The report analyses China's role in international processing activities and moving up the global value chain. It also examines China's impact on world prices and the deterioration of its own terms of trade. The paper looks at China’s two-pronged export growth strategy. The first part of the strategy is to capitalise on one of its greatest factor endowments – a surplus of labour – by promoting job-creating, labour-intensive manufactures. The second aspect of this strategy is to further its goal of economic development by upgrading its economy by producing and exporting higher-technology goods.
The paper also addresses intellectual property rights (IPR). The preponderance of evidence indicates that there has been significant progress in development of an IPR regime appropriate to the needs of a modern market economy. However, there remain certain deficiencies – particularly with respect to IPR enforcement – that may be damaging to domestic and international interests.

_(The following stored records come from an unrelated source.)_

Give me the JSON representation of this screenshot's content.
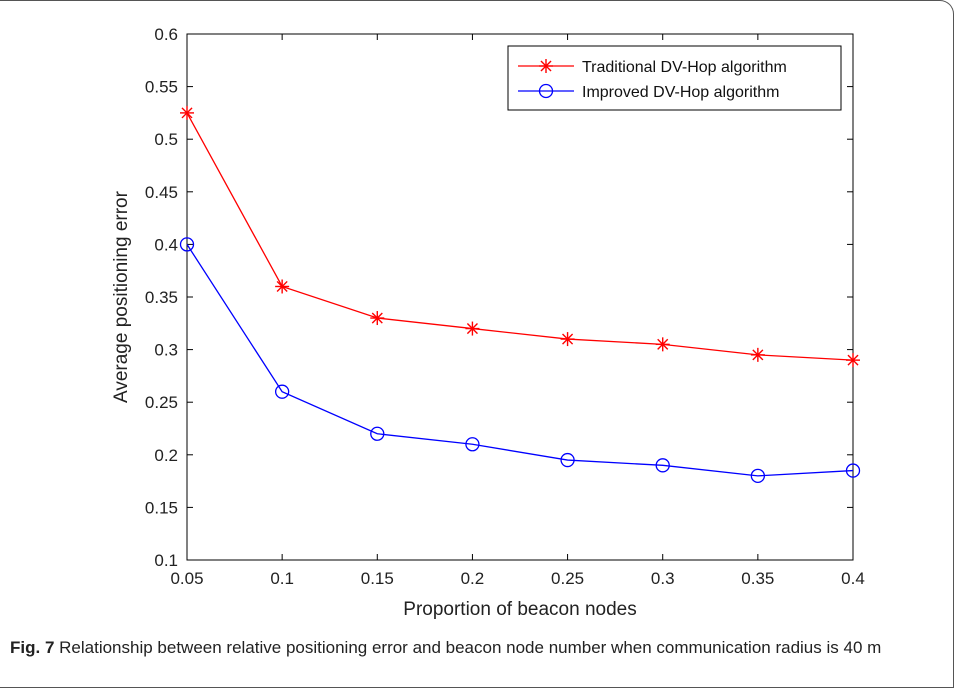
{
  "caption": {
    "label": "Fig. 7",
    "text": "Relationship between relative positioning error and beacon node number when communication radius is 40 m"
  },
  "chart_data": {
    "type": "line",
    "xlabel": "Proportion of beacon nodes",
    "ylabel": "Average positioning error",
    "xlim": [
      0.05,
      0.4
    ],
    "ylim": [
      0.1,
      0.6
    ],
    "x": [
      0.05,
      0.1,
      0.15,
      0.2,
      0.25,
      0.3,
      0.35,
      0.4
    ],
    "xtick_labels": [
      "0.05",
      "0.1",
      "0.15",
      "0.2",
      "0.25",
      "0.3",
      "0.35",
      "0.4"
    ],
    "yticks": [
      0.1,
      0.15,
      0.2,
      0.25,
      0.3,
      0.35,
      0.4,
      0.45,
      0.5,
      0.55,
      0.6
    ],
    "ytick_labels": [
      "0.1",
      "0.15",
      "0.2",
      "0.25",
      "0.3",
      "0.35",
      "0.4",
      "0.45",
      "0.5",
      "0.55",
      "0.6"
    ],
    "grid": false,
    "legend_position": "top-right",
    "series": [
      {
        "name": "Traditional DV-Hop algorithm",
        "color": "#ff0000",
        "marker": "asterisk",
        "values": [
          0.525,
          0.36,
          0.33,
          0.32,
          0.31,
          0.305,
          0.295,
          0.29
        ]
      },
      {
        "name": "Improved DV-Hop algorithm",
        "color": "#0000ff",
        "marker": "circle",
        "values": [
          0.4,
          0.26,
          0.22,
          0.21,
          0.195,
          0.19,
          0.18,
          0.185
        ]
      }
    ]
  }
}
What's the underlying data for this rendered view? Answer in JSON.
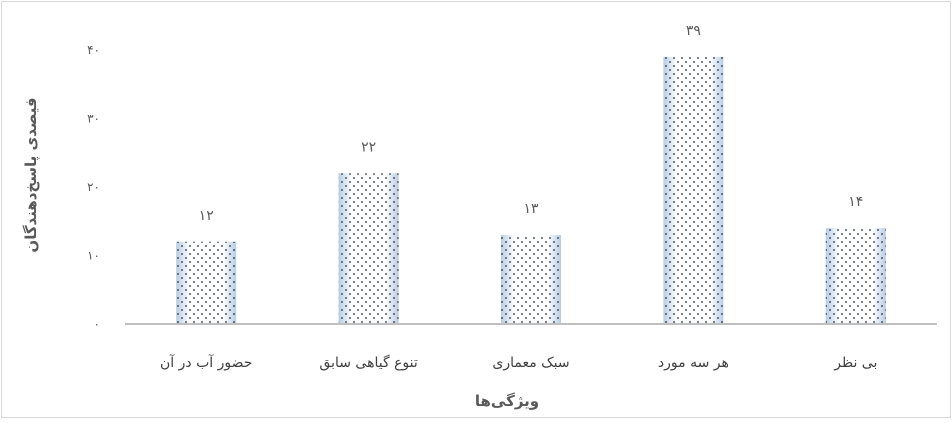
{
  "chart_data": {
    "type": "bar",
    "xlabel": "ویژگی‌ها",
    "ylabel": "فیصدی پاسخ‌دهندگان",
    "ylim": [
      0,
      40
    ],
    "y_ticks": [
      "۰",
      "۱۰",
      "۲۰",
      "۳۰",
      "۴۰"
    ],
    "categories": [
      "حضور آب در آن",
      "تنوع گیاهی سابق",
      "سبک معماری",
      "هر سه مورد",
      "بی نظر"
    ],
    "values": [
      12,
      22,
      13,
      39,
      14
    ],
    "data_labels": [
      "۱۲",
      "۲۲",
      "۱۳",
      "۳۹",
      "۱۴"
    ],
    "grid": false,
    "legend": "none",
    "bar_fill": "#ffffff",
    "bar_gradient_edge": "#b8cce4",
    "dot_color": "#1f2d3d",
    "axis_color": "#bfbfbf",
    "border_color": "#d9d9d9"
  }
}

The latter part of the report examines the impact of China’s integration into world’s goods and services markets on selected OECD countries. In order to quantify China’s impact on the world economy, new estimates – based on a general equilibrium model the FTAP – are used. Based on 2001 data, it provides quantitative estimates of the sectoral output and price effects caused by China’s integration into global trade. It also quantifies the welfare impact on the selected OECD economies. The report finds substantial gains for China and a rather limited impact on OECD economies as a result of China’s implementation of WTO commitments or completes liberalisation in the area of tariffs and services.